Certa vez, em pleno palco, um bailarino russo torceu o calcanhar num desses rodopios de balé e foi parar no hospital. Ao examinar o raio X, o médico constatou que a estrutura anatômica do pé do bailarino era semelhante ao sistema ósseo de um pássaro. O médico, meio assombrado, disse que não se admiraria se um dia o bailarino viesse a voar. O bailarino russo era Vaslav Nijinsky, um dos principais nomes da história da dança, polêmico, de personalidade ambígua, alma atormentado, gênio e esquizofrênico. Nas suas inúmeras apresentações pelo mundo, no auge da sua forma física, fez do balé o seu voo nupcial, o seu casamento com o palco, a sua conexão com Deus, ele considerado o próprio “deus de sapatilhas”.
Assim como Nijinsky, bailarinos como Diaghilev, Anna Pavlova, Nureyev e Baryshnikov revolucionaram a dança com seus passos mágicos e fizeram do balé uma arte quase divina. Na segunda-feira 13, São Luís anoiteceu com uma espécie de revoada russa sobre o palco do Teatro Arthur Azevedo para festejar antecipadamente o aniversário de 65 anos do cronista Pergentino Holanda. Em cena, o Balé Nacional da Rússia apresentando “O Lago dos Cisnes” para uma plateia de convidados ilustres do aniversariante.
O Balé Nacional da Rússia, ao lado do Bolshoi, é uma das principais escolas de talento da dança internacional e por isso mesmo deixou o público maranhense de queixo caído durante cerca de duas horas e meia de apresentação. São Luís nunca viu nada igual nessa combinação de coreografia, iluminação, figurino e música. Jamais uma plateia se demorou por tanto tempo, perplexa e aparentemente extasiada no silêncio, diante da técnica e dos saltos de 40 bailarinos que pareciam desafiar a lei da gravidade com seus passos alados.

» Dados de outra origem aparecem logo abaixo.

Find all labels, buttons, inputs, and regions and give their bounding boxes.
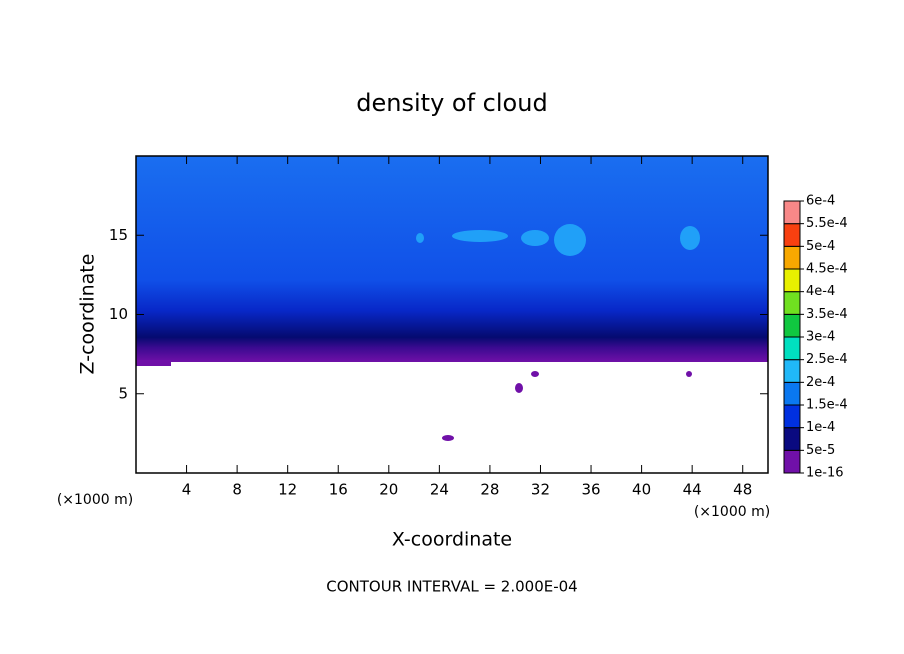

Não é preciso ser um conhecedor profundo ou frequentador assíduo dos grandes espetáculos de balé – e, por razões óbvias, o público maranhense não o é – para se encantar com a apresentação da companhia russa. Porque os bailarinos prendem a atenção do começo ao fim pelo movimento intenso, são viçosos na criatividade. E também porque “O Lago dos Cisnes”, do compositor russo Tchaikovsky, entrou para a história pelo clássico enredo que envolve sedução, magia e amor trágico em torno do príncipe Siegfried e da princesa Odette. Não é simplesmente um balé, mas uma obra de arte secular que cativa, sem fronteiras, o mais bárbaro dos homens. Originalmente dividido em quatro atos, “O Lago dos Cisnes” foi apresentado em São Luís em dois atos, os dois primeiros e os dois últimos mesclados no mesmo bloco, identificados somente pelo rápido fechamento e abertura da cortina.

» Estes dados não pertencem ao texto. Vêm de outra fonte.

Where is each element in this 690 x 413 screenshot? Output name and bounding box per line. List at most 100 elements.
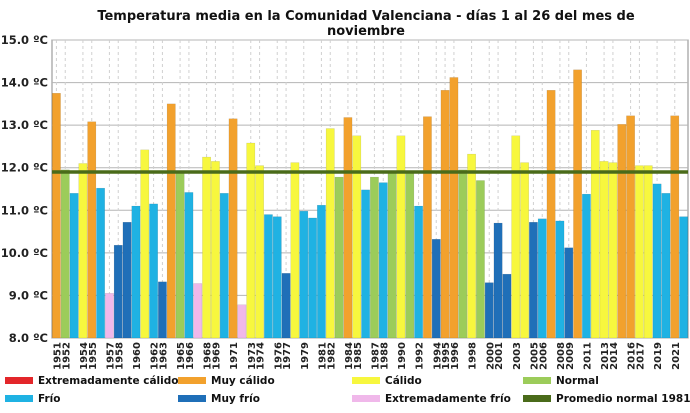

E como não se deixar prender também pela música de Tchaikovsky, arrebatadora e envolvente, cheia de mistérios e evoluções que enfeixam com estupenda precisão o balé dramático dos cisnes? Mesmo sem uma orquestra de câmara a ditar pelas cordas do violino o compasso dos dissabores vividos por Siegfried e Odette, o som direto do teatro faz acompanhar os altos e baixos de um coração em escala. Nenhuma alma embrutecida haverá de resistir ao cortante “Cisne Negro” ou ao sopro de felicidade em “Swan Lake 38 no 21 danse espagnole”.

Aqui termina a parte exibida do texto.